In: Finance
Bill Guerin, an entrepreneur, has a project available for investment with two pro-duction techniques, Safe and Risky, both requiring an initial investment of $100. Next year, the Safe technique provides a payoff of $120 with certainty, and the Risky technique pays $124 if successful, but only $94 if unsuccessful, where the risk-neutral probability of success is ½. The risk-free rate is 5%.
Can Guerin obtain a $100 loan to be repaid next year to finance the project at the risk-free rate?
What is the NPV for the bank if it charges 15% interest on the loan?
What is the NPV for the bank if it charges 17% interest on the loan?
(1 mark) Suppose the bank has a monopoly on providing financing. Discuss how parts b) and c) relate to the bank’s decision about what interest rate to charge.

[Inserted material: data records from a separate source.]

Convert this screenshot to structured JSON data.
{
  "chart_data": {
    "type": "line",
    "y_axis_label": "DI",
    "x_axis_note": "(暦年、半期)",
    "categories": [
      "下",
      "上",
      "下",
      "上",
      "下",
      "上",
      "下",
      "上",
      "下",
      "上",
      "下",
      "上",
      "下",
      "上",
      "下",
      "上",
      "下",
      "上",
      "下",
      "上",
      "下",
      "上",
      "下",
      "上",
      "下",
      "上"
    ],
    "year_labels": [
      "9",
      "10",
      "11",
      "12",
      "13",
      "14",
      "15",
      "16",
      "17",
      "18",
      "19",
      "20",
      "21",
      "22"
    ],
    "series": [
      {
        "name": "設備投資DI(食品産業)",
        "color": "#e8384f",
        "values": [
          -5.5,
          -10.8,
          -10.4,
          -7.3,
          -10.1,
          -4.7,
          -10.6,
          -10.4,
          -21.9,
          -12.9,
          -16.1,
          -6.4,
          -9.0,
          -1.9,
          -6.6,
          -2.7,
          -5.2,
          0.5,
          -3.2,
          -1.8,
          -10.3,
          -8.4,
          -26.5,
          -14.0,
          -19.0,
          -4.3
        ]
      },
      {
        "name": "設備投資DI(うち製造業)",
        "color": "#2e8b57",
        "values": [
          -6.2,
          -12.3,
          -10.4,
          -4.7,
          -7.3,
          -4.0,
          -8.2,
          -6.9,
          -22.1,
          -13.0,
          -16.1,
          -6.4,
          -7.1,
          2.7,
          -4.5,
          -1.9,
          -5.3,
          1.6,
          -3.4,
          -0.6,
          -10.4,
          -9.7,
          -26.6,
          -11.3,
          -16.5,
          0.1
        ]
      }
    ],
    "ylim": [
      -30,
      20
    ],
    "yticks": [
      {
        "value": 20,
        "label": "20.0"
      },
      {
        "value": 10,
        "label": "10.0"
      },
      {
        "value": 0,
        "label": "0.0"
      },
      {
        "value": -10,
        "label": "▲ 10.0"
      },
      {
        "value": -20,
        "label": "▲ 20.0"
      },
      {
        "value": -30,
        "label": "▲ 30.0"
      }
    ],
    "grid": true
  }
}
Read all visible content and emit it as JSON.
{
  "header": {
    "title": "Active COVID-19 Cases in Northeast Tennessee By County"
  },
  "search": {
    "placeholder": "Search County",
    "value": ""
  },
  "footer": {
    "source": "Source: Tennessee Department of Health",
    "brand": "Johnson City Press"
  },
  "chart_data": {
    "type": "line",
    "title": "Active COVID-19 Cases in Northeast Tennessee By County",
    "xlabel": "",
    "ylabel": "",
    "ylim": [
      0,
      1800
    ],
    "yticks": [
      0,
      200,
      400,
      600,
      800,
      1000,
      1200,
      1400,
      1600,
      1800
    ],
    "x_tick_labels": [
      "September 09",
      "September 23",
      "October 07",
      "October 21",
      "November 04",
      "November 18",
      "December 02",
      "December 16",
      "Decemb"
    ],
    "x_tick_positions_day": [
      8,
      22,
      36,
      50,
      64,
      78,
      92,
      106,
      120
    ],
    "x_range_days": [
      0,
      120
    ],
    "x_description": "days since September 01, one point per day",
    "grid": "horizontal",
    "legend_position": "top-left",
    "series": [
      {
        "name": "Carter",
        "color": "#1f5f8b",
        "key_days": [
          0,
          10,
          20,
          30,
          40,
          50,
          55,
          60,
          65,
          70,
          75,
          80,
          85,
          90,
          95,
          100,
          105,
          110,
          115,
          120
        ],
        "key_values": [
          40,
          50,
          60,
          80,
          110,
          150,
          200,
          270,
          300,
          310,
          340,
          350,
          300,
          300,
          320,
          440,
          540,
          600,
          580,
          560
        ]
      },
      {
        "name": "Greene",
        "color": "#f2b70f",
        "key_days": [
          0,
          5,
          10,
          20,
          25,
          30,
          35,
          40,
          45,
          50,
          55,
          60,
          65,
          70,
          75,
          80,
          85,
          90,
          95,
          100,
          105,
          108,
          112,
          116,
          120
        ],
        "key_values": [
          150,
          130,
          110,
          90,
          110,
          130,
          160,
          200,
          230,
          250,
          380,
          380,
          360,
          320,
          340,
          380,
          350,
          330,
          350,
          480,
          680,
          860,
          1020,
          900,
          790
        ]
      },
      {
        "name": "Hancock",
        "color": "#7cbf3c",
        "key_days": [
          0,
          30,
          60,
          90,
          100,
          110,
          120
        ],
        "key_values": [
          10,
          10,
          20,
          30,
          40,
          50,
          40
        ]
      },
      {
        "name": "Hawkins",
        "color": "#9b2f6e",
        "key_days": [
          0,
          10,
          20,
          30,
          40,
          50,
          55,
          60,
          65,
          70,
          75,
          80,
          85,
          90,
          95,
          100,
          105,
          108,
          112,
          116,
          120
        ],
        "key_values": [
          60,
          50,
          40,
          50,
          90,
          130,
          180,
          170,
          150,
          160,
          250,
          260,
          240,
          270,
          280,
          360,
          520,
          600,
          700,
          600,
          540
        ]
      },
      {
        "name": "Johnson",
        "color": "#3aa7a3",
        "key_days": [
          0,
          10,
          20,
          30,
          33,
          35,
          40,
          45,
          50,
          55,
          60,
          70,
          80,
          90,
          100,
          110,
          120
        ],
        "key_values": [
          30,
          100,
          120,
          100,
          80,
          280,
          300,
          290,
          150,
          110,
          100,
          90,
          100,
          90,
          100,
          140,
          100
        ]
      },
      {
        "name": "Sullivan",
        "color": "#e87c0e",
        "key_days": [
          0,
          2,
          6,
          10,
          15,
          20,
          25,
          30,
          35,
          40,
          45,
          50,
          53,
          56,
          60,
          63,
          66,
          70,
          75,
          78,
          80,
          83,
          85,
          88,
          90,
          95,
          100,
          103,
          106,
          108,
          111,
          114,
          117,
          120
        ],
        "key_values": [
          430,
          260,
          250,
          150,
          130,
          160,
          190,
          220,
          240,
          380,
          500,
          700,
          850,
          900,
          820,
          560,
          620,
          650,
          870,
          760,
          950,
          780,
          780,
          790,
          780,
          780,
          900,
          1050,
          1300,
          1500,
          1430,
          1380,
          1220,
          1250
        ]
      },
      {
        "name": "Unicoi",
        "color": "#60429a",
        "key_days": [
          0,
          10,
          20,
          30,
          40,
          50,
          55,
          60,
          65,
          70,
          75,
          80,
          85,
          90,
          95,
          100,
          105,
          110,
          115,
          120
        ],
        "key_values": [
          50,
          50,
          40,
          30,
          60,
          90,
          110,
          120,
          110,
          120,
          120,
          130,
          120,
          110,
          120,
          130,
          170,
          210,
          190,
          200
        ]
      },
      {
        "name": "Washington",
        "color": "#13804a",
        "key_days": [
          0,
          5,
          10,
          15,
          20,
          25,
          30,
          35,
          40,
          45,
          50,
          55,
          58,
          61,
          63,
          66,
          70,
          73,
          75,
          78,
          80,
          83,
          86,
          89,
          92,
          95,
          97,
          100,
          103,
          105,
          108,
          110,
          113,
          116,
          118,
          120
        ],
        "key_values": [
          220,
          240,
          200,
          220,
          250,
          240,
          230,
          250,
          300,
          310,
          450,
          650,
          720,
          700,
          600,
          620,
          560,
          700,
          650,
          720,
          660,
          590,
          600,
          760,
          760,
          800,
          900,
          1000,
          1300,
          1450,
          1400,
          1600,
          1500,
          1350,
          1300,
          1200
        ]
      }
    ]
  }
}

safe project cash inflow = $ 120
risky project cash inflow = 0.5*$124 + 0.5*$94 = $ 62 + $ 47 = $ 109
investment = $ 100
risk free rate = 5%
return on safe project = ($ 120 - $100) / $ 100 = $20 / $100 = 0.2 = 20%
return on risky project = ($ 109 - $100) / $ 100 = $ 9 / $100 = 0.09 = 9%
A) So, Guerin can obtain a $100 loan to be repaid next year to finance the project at the risk-free rate
B) NPV (safe project) = $120/1.15 - $100 = $104.348 - $100 = $ 4.348 ( ACCEPATABLE)
NPV (RISKY project) = $109/1.15 - $100 = $94.783 - $100 = -$ 5.271 (REJECTED)
C) NPV (safe project) = $120/1.17 - $100 = $102.564 - $100 = $ 2.564 ( ACCEPATABLE)
NPV (RISKY project) = $109/1.17 - $100 = $93.162 - $100 = -$ 6.838 (REJECTED)
D) IF BANK HAS MONOPOLY, AMONG B AND C OPTIONS, BANK WOULD CHOOSE TO OPT FOR 17% INTEREST ON THE LOAN AS THE BANK GETS TWO PERCENT EXTRA WITH AN ACCEPTABLE PROJECT i.e. Safe production techniques.